La NUJ a lancé cet appel dans une déclaration publiée dimanche par son secrétaire national, Shuaibu Leman.

“Le fait qu’un gouvernement d’État passe arbitrairement outre à une section de la constitution nigériane et au code de la National Broadcasting Commission-NBC, dans une démocratie comme la nôtre, qui reconnaît le rôle des médias de masse et la liberté d’expression de ses citoyens, en dit long sur le niveau d’impunité dans lequel le comté est tombé.

“Il est instructif de souligner que les médias ont un rôle crucial à jouer dans le suivi des institutions de sécurité et de leur personnel, aidant ainsi les citoyens à comprendre ce qui se passe en permanence et à prendre des décisions éclairées.

“Il est donc contre-productif de tenter de museler des médias libres et indépendants qui sont des éléments clés dans une démocratie où ils jouent des rôles importants en tant que boucles de transmission entre la société et les gouvernants.

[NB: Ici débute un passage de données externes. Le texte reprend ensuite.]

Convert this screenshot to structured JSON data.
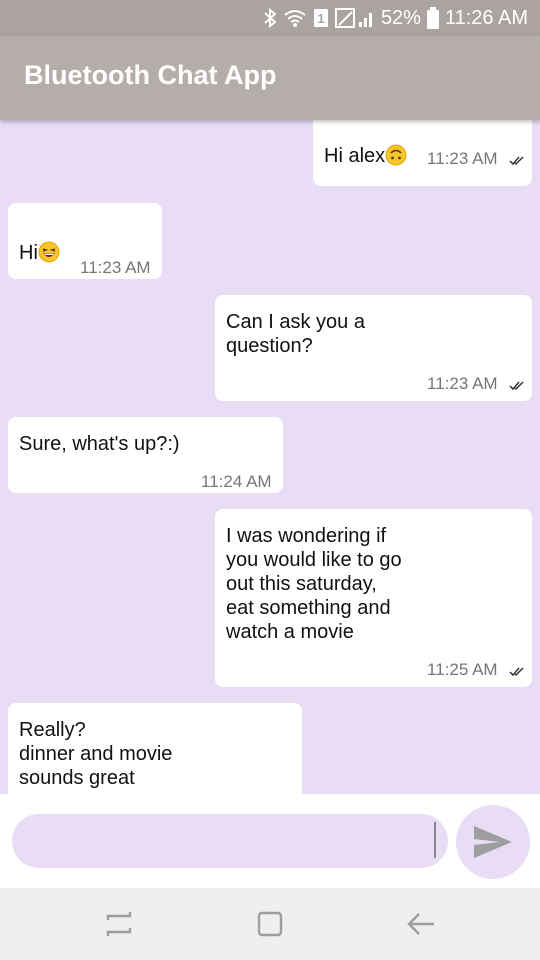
{
  "status_bar": {
    "battery": "52%",
    "time": "11:26 AM",
    "sim_badge": "1",
    "icons": [
      "bluetooth-icon",
      "wifi-icon",
      "sim-icon",
      "signal-icon",
      "battery-icon"
    ]
  },
  "app_bar": {
    "title": "Bluetooth Chat App"
  },
  "messages": [
    {
      "direction": "outgoing",
      "text": "Hi alex",
      "emoji": "upside-down-face",
      "time": "11:23 AM",
      "read": true
    },
    {
      "direction": "incoming",
      "text": "Hi",
      "emoji": "grinning-squinting-face",
      "time": "11:23 AM"
    },
    {
      "direction": "outgoing",
      "text": "Can I ask you a\nquestion?",
      "time": "11:23 AM",
      "read": true
    },
    {
      "direction": "incoming",
      "text": "Sure, what's up?:)",
      "time": "11:24 AM"
    },
    {
      "direction": "outgoing",
      "text": "I was wondering if\nyou would like to go\nout this saturday,\neat something and\nwatch a movie",
      "time": "11:25 AM",
      "read": true
    },
    {
      "direction": "incoming",
      "text": "Really?\ndinner and movie\nsounds great",
      "time": ""
    }
  ],
  "composer": {
    "value": "",
    "send_icon": "send-icon"
  },
  "nav_bar": {
    "icons": [
      "recents-icon",
      "home-icon",
      "back-icon"
    ]
  },
  "colors": {
    "chat_background": "#e8ddf5",
    "app_bar": "#b5adaa",
    "status_bar": "#aaa3a0",
    "bubble": "#ffffff",
    "send_icon": "#9e9e9e"
  }
}
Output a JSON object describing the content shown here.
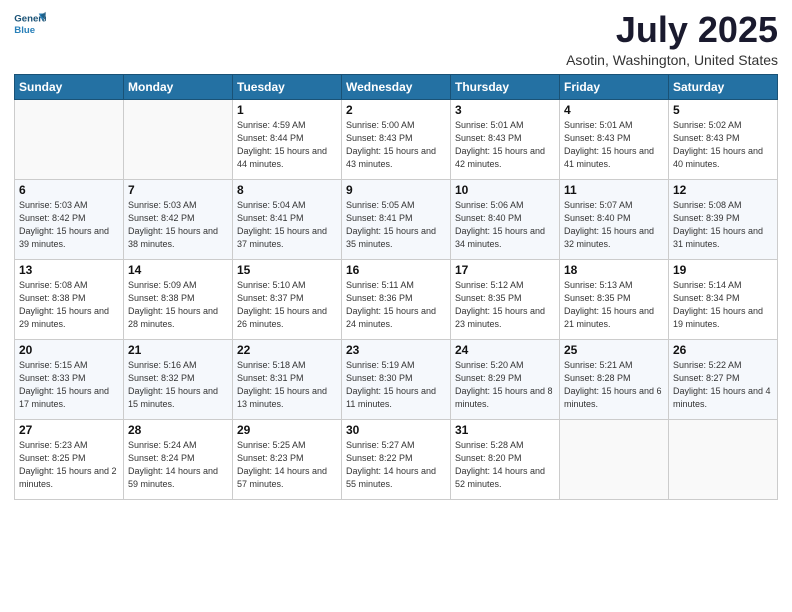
{
  "header": {
    "logo_line1": "General",
    "logo_line2": "Blue",
    "title": "July 2025",
    "subtitle": "Asotin, Washington, United States"
  },
  "weekdays": [
    "Sunday",
    "Monday",
    "Tuesday",
    "Wednesday",
    "Thursday",
    "Friday",
    "Saturday"
  ],
  "weeks": [
    [
      {
        "day": "",
        "info": ""
      },
      {
        "day": "",
        "info": ""
      },
      {
        "day": "1",
        "info": "Sunrise: 4:59 AM\nSunset: 8:44 PM\nDaylight: 15 hours and 44 minutes."
      },
      {
        "day": "2",
        "info": "Sunrise: 5:00 AM\nSunset: 8:43 PM\nDaylight: 15 hours and 43 minutes."
      },
      {
        "day": "3",
        "info": "Sunrise: 5:01 AM\nSunset: 8:43 PM\nDaylight: 15 hours and 42 minutes."
      },
      {
        "day": "4",
        "info": "Sunrise: 5:01 AM\nSunset: 8:43 PM\nDaylight: 15 hours and 41 minutes."
      },
      {
        "day": "5",
        "info": "Sunrise: 5:02 AM\nSunset: 8:43 PM\nDaylight: 15 hours and 40 minutes."
      }
    ],
    [
      {
        "day": "6",
        "info": "Sunrise: 5:03 AM\nSunset: 8:42 PM\nDaylight: 15 hours and 39 minutes."
      },
      {
        "day": "7",
        "info": "Sunrise: 5:03 AM\nSunset: 8:42 PM\nDaylight: 15 hours and 38 minutes."
      },
      {
        "day": "8",
        "info": "Sunrise: 5:04 AM\nSunset: 8:41 PM\nDaylight: 15 hours and 37 minutes."
      },
      {
        "day": "9",
        "info": "Sunrise: 5:05 AM\nSunset: 8:41 PM\nDaylight: 15 hours and 35 minutes."
      },
      {
        "day": "10",
        "info": "Sunrise: 5:06 AM\nSunset: 8:40 PM\nDaylight: 15 hours and 34 minutes."
      },
      {
        "day": "11",
        "info": "Sunrise: 5:07 AM\nSunset: 8:40 PM\nDaylight: 15 hours and 32 minutes."
      },
      {
        "day": "12",
        "info": "Sunrise: 5:08 AM\nSunset: 8:39 PM\nDaylight: 15 hours and 31 minutes."
      }
    ],
    [
      {
        "day": "13",
        "info": "Sunrise: 5:08 AM\nSunset: 8:38 PM\nDaylight: 15 hours and 29 minutes."
      },
      {
        "day": "14",
        "info": "Sunrise: 5:09 AM\nSunset: 8:38 PM\nDaylight: 15 hours and 28 minutes."
      },
      {
        "day": "15",
        "info": "Sunrise: 5:10 AM\nSunset: 8:37 PM\nDaylight: 15 hours and 26 minutes."
      },
      {
        "day": "16",
        "info": "Sunrise: 5:11 AM\nSunset: 8:36 PM\nDaylight: 15 hours and 24 minutes."
      },
      {
        "day": "17",
        "info": "Sunrise: 5:12 AM\nSunset: 8:35 PM\nDaylight: 15 hours and 23 minutes."
      },
      {
        "day": "18",
        "info": "Sunrise: 5:13 AM\nSunset: 8:35 PM\nDaylight: 15 hours and 21 minutes."
      },
      {
        "day": "19",
        "info": "Sunrise: 5:14 AM\nSunset: 8:34 PM\nDaylight: 15 hours and 19 minutes."
      }
    ],
    [
      {
        "day": "20",
        "info": "Sunrise: 5:15 AM\nSunset: 8:33 PM\nDaylight: 15 hours and 17 minutes."
      },
      {
        "day": "21",
        "info": "Sunrise: 5:16 AM\nSunset: 8:32 PM\nDaylight: 15 hours and 15 minutes."
      },
      {
        "day": "22",
        "info": "Sunrise: 5:18 AM\nSunset: 8:31 PM\nDaylight: 15 hours and 13 minutes."
      },
      {
        "day": "23",
        "info": "Sunrise: 5:19 AM\nSunset: 8:30 PM\nDaylight: 15 hours and 11 minutes."
      },
      {
        "day": "24",
        "info": "Sunrise: 5:20 AM\nSunset: 8:29 PM\nDaylight: 15 hours and 8 minutes."
      },
      {
        "day": "25",
        "info": "Sunrise: 5:21 AM\nSunset: 8:28 PM\nDaylight: 15 hours and 6 minutes."
      },
      {
        "day": "26",
        "info": "Sunrise: 5:22 AM\nSunset: 8:27 PM\nDaylight: 15 hours and 4 minutes."
      }
    ],
    [
      {
        "day": "27",
        "info": "Sunrise: 5:23 AM\nSunset: 8:25 PM\nDaylight: 15 hours and 2 minutes."
      },
      {
        "day": "28",
        "info": "Sunrise: 5:24 AM\nSunset: 8:24 PM\nDaylight: 14 hours and 59 minutes."
      },
      {
        "day": "29",
        "info": "Sunrise: 5:25 AM\nSunset: 8:23 PM\nDaylight: 14 hours and 57 minutes."
      },
      {
        "day": "30",
        "info": "Sunrise: 5:27 AM\nSunset: 8:22 PM\nDaylight: 14 hours and 55 minutes."
      },
      {
        "day": "31",
        "info": "Sunrise: 5:28 AM\nSunset: 8:20 PM\nDaylight: 14 hours and 52 minutes."
      },
      {
        "day": "",
        "info": ""
      },
      {
        "day": "",
        "info": ""
      }
    ]
  ]
}
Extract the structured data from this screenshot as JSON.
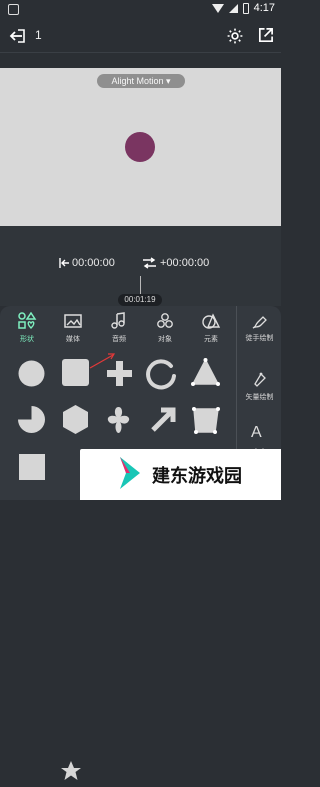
{
  "status_bar": {
    "time": "4:17"
  },
  "toolbar": {
    "project_title": "1"
  },
  "canvas": {
    "watermark": "Alight Motion ▾",
    "shape_color": "#7a3561"
  },
  "timeline": {
    "start_time": "00:00:00",
    "offset_time": "+00:00:00",
    "current_marker": "00:01:19"
  },
  "panel": {
    "tabs": [
      {
        "label": "形状"
      },
      {
        "label": "媒体"
      },
      {
        "label": "音频"
      },
      {
        "label": "对象"
      },
      {
        "label": "元素"
      }
    ],
    "side_tools": [
      {
        "label": "徒手绘制"
      },
      {
        "label": "矢量绘制"
      },
      {
        "label": "文本"
      }
    ]
  },
  "promo": {
    "text": "建东游戏园"
  }
}
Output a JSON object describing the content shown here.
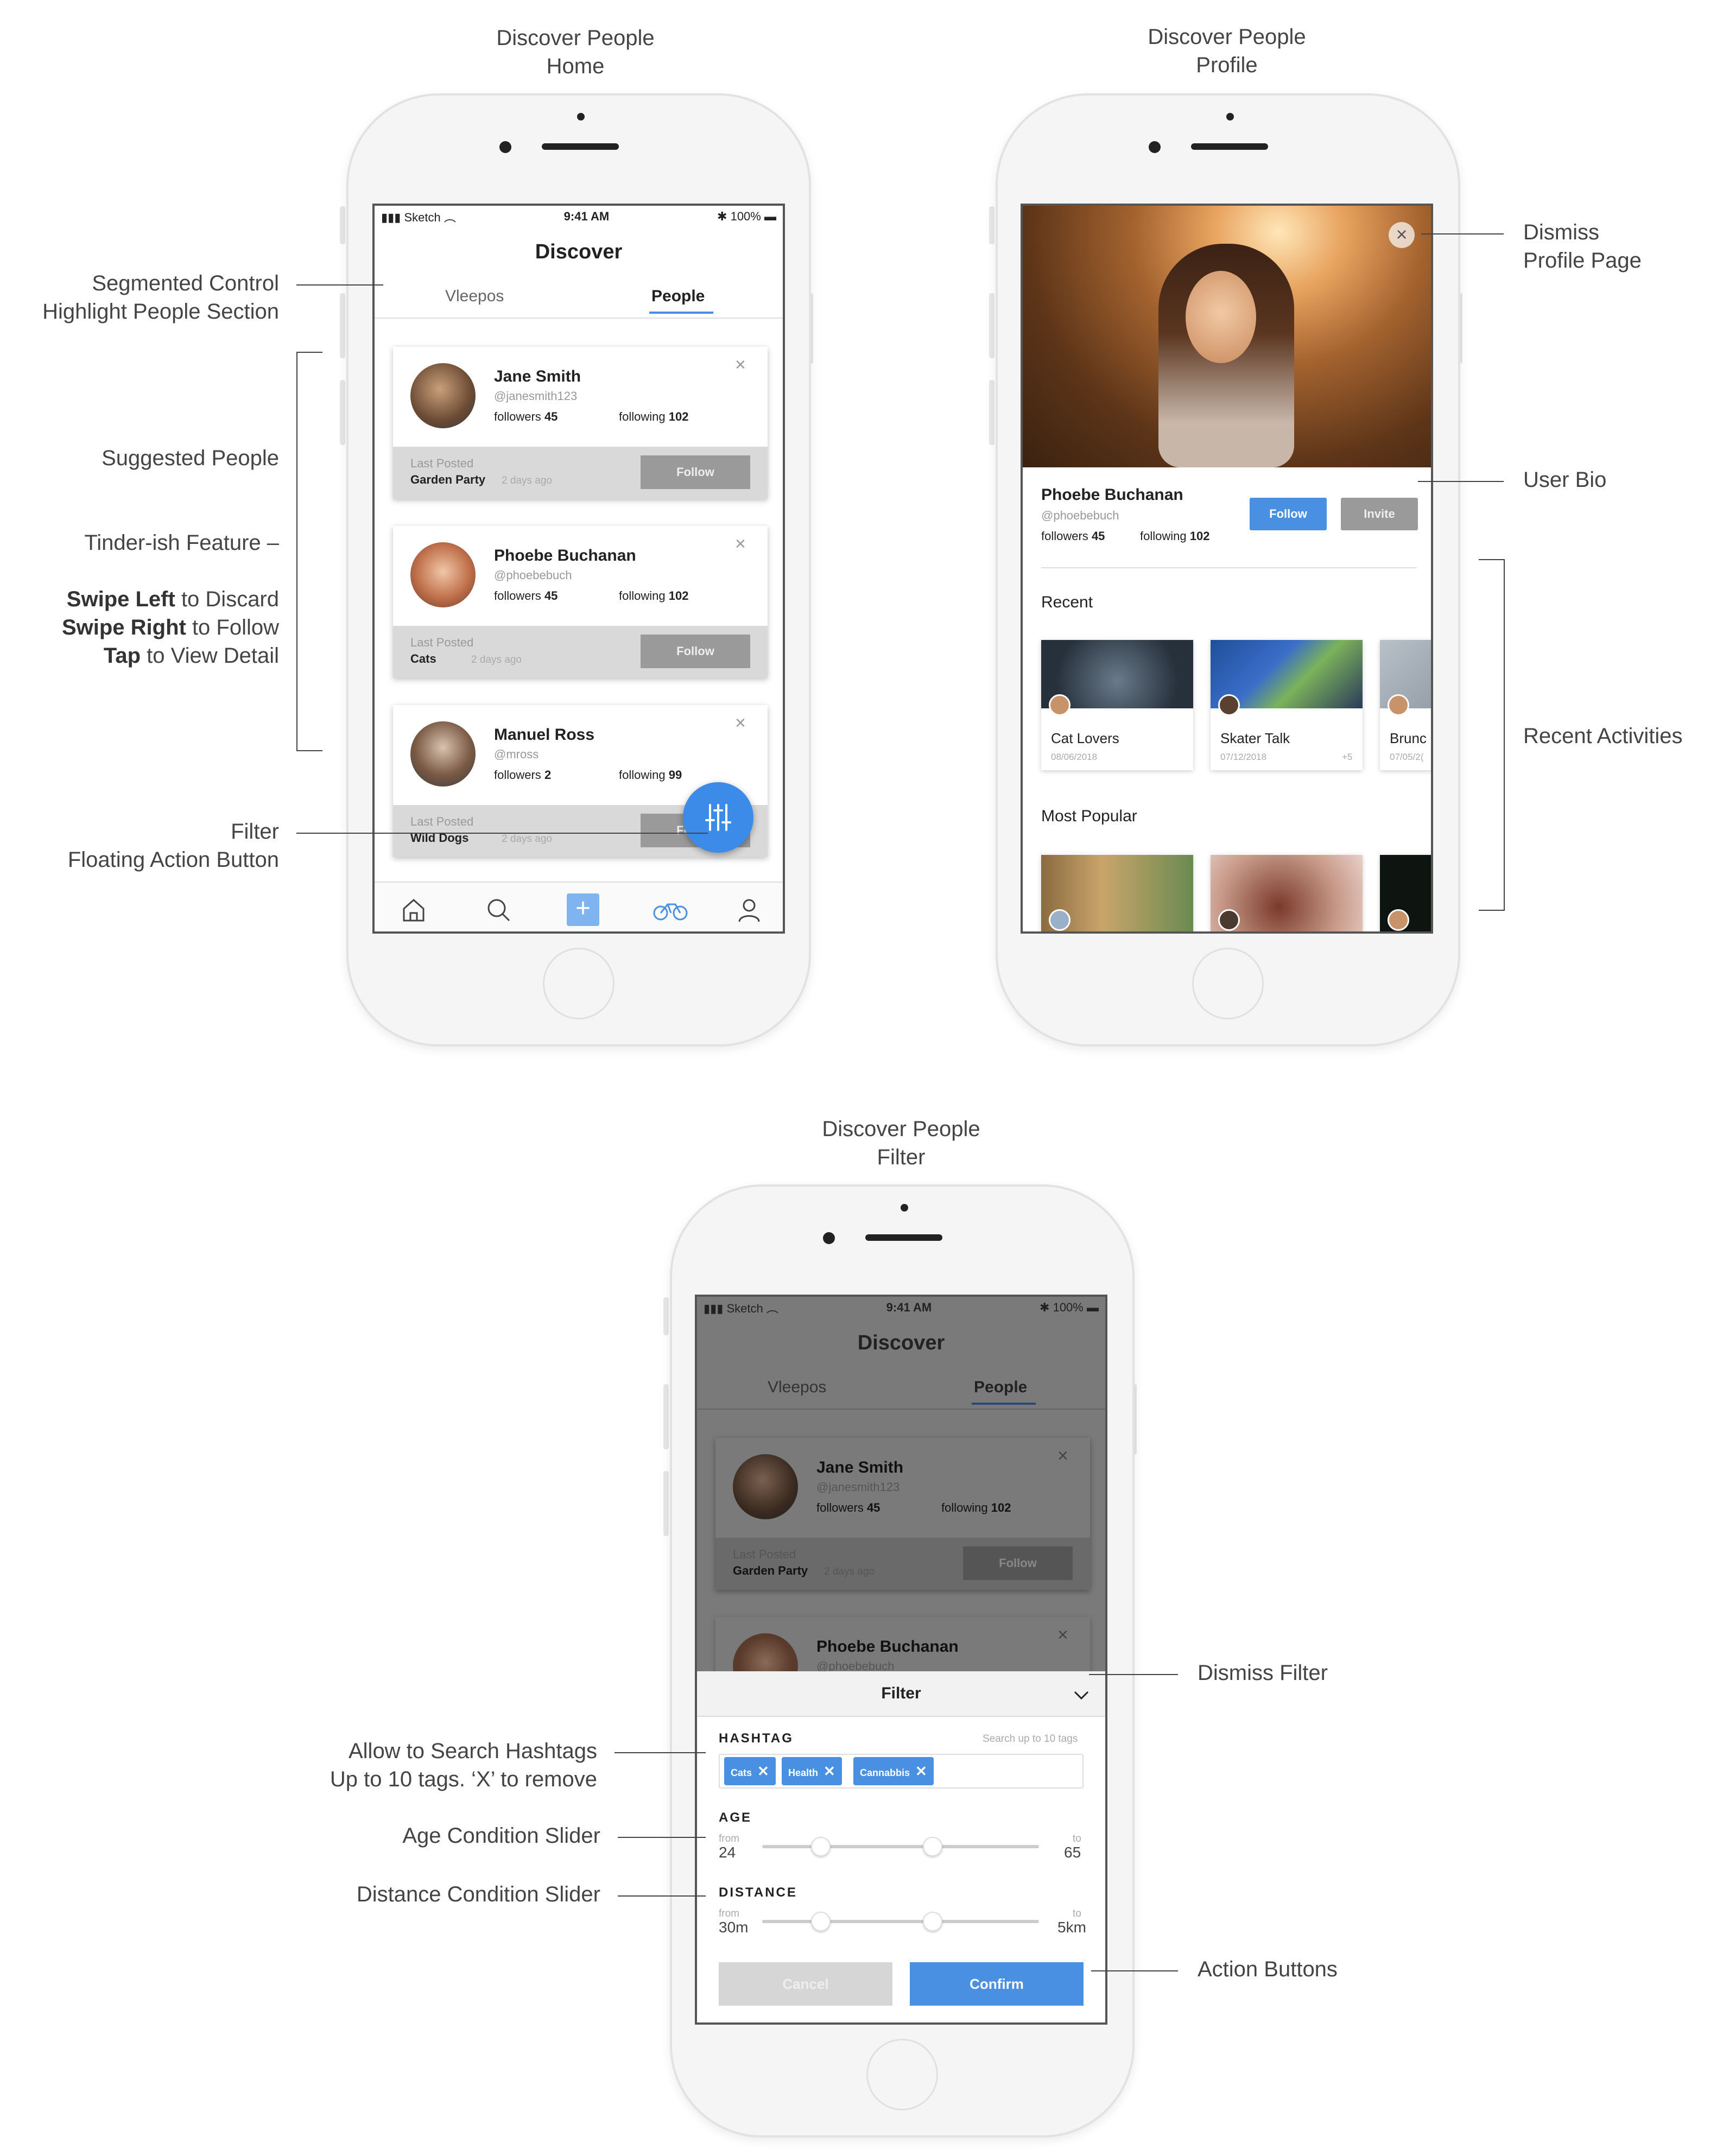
{
  "titles": {
    "home": "Discover People\nHome",
    "profile": "Discover People\nProfile",
    "filter": "Discover People\nFilter"
  },
  "annotations": {
    "segmented": "Segmented Control\nHighlight People Section",
    "suggested": "Suggested  People",
    "tinder": "Tinder-ish Feature –",
    "swipe_left_b": "Swipe Left",
    "swipe_left": " to Discard",
    "swipe_right_b": "Swipe Right",
    "swipe_right": " to Follow",
    "tap_b": "Tap",
    "tap": " to View Detail",
    "fab": "Filter\nFloating Action Button",
    "dismiss_profile": "Dismiss\nProfile Page",
    "user_bio": "User Bio",
    "recent_activities": "Recent Activities",
    "hashtags": "Allow to Search Hashtags\nUp to 10 tags. ‘X’ to remove",
    "age_slider": "Age Condition Slider",
    "distance_slider": "Distance Condition Slider",
    "dismiss_filter": "Dismiss Filter",
    "action_buttons": "Action Buttons"
  },
  "status": {
    "carrier": "Sketch",
    "time": "9:41 AM",
    "battery": "100%"
  },
  "nav": {
    "title": "Discover",
    "seg_left": "Vleepos",
    "seg_right": "People"
  },
  "cards": [
    {
      "name": "Jane Smith",
      "handle": "@janesmith123",
      "followers_label": "followers",
      "followers": "45",
      "following_label": "following",
      "following": "102",
      "last_label": "Last Posted",
      "last": "Garden Party",
      "ago": "2 days ago",
      "button": "Follow"
    },
    {
      "name": "Phoebe Buchanan",
      "handle": "@phoebebuch",
      "followers_label": "followers",
      "followers": "45",
      "following_label": "following",
      "following": "102",
      "last_label": "Last Posted",
      "last": "Cats",
      "ago": "2 days ago",
      "button": "Follow"
    },
    {
      "name": "Manuel Ross",
      "handle": "@mross",
      "followers_label": "followers",
      "followers": "2",
      "following_label": "following",
      "following": "99",
      "last_label": "Last Posted",
      "last": "Wild Dogs",
      "ago": "2 days ago",
      "button": "Follow"
    }
  ],
  "profile": {
    "name": "Phoebe Buchanan",
    "handle": "@phoebebuch",
    "followers_label": "followers",
    "followers": "45",
    "following_label": "following",
    "following": "102",
    "follow": "Follow",
    "invite": "Invite",
    "recent_label": "Recent",
    "popular_label": "Most Popular",
    "recent": [
      {
        "title": "Cat Lovers",
        "date": "08/06/2018"
      },
      {
        "title": "Skater Talk",
        "date": "07/12/2018",
        "extra": "+5"
      },
      {
        "title": "Brunc",
        "date": "07/05/2("
      }
    ]
  },
  "filter": {
    "title": "Filter",
    "hashtag_label": "HASHTAG",
    "hashtag_hint": "Search up to 10 tags",
    "tags": [
      "Cats",
      "Health",
      "Cannabbis"
    ],
    "age_label": "AGE",
    "age_from_label": "from",
    "age_from": "24",
    "age_to_label": "to",
    "age_to": "65",
    "distance_label": "DISTANCE",
    "dist_from_label": "from",
    "dist_from": "30m",
    "dist_to_label": "to",
    "dist_to": "5km",
    "cancel": "Cancel",
    "confirm": "Confirm"
  },
  "colors": {
    "accent": "#4a90e2",
    "fab": "#3d8be8",
    "gray_button": "#9a9a9a"
  }
}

“Nous souhaitons rapidement rappeler au président du Conseil de sécurité de l’État de Zamfara, qui est le gouverneur de l’État, qu’il doit faire preuve de prudence car de telles décisions inopportunes et précipitées, prises sans délibération préalable, ne feront qu’aggraver la nature déjà fragile de la sécurité dans l’État. Cette évolution va clairement à l’encontre des efforts visant à renforcer la paix et à rétablir la normalité dans l’État de Zamfara, ainsi qu’à promouvoir la démocratie et le développement”.

La NUJ a donc exhorté le gouverneur Matawalle et les membres du Conseil de sécurité de l’État de Zamfara à “corriger cette évolution négative, en tenant compte du fait que la liberté des médias est essentielle à la démocratie et aux sociétés libres et participatives”.

Dans une émission de radio diffusée samedi, le commissaire à l’information de l’État de Zamfara, Ibrahim Dosara, a déclaré que les organisations médiatiques concernées avaient violé leur éthique professionnelle.

Il a accusé les stations d’avoir assisté et couvert un rassemblement politique organisé par le Peoples Democratic Party (PDP) dans l’État.

Selon M. Dosara, le gouvernement de l’État a suspendu toutes les activités politiques dans l’État pour des raisons de sécurité, car les journalistes ne sont pas censés assumer leurs responsabilités professionnelles telles qu’elles sont inscrites dans la Constitution nigériane, au chapitre 2, section 22, qui stipule que ” la presse, la radio, la télévision et les autres agences de médias de masse doivent à tout moment être libres de défendre les objectifs fondamentaux contenus dans ce chapitre (chapitre 2 de la Constitution) et de défendre la responsabilité et l’obligation de rendre compte du gouvernement au peuple “.

Le gouverneur de l’État, Mohammed Bello Matawalle, a ordonné samedi la fermeture immédiate de certaines organisations médiatiques publiques et privées, pour avoir prétendument enfreint les “lois sur le journalisme”.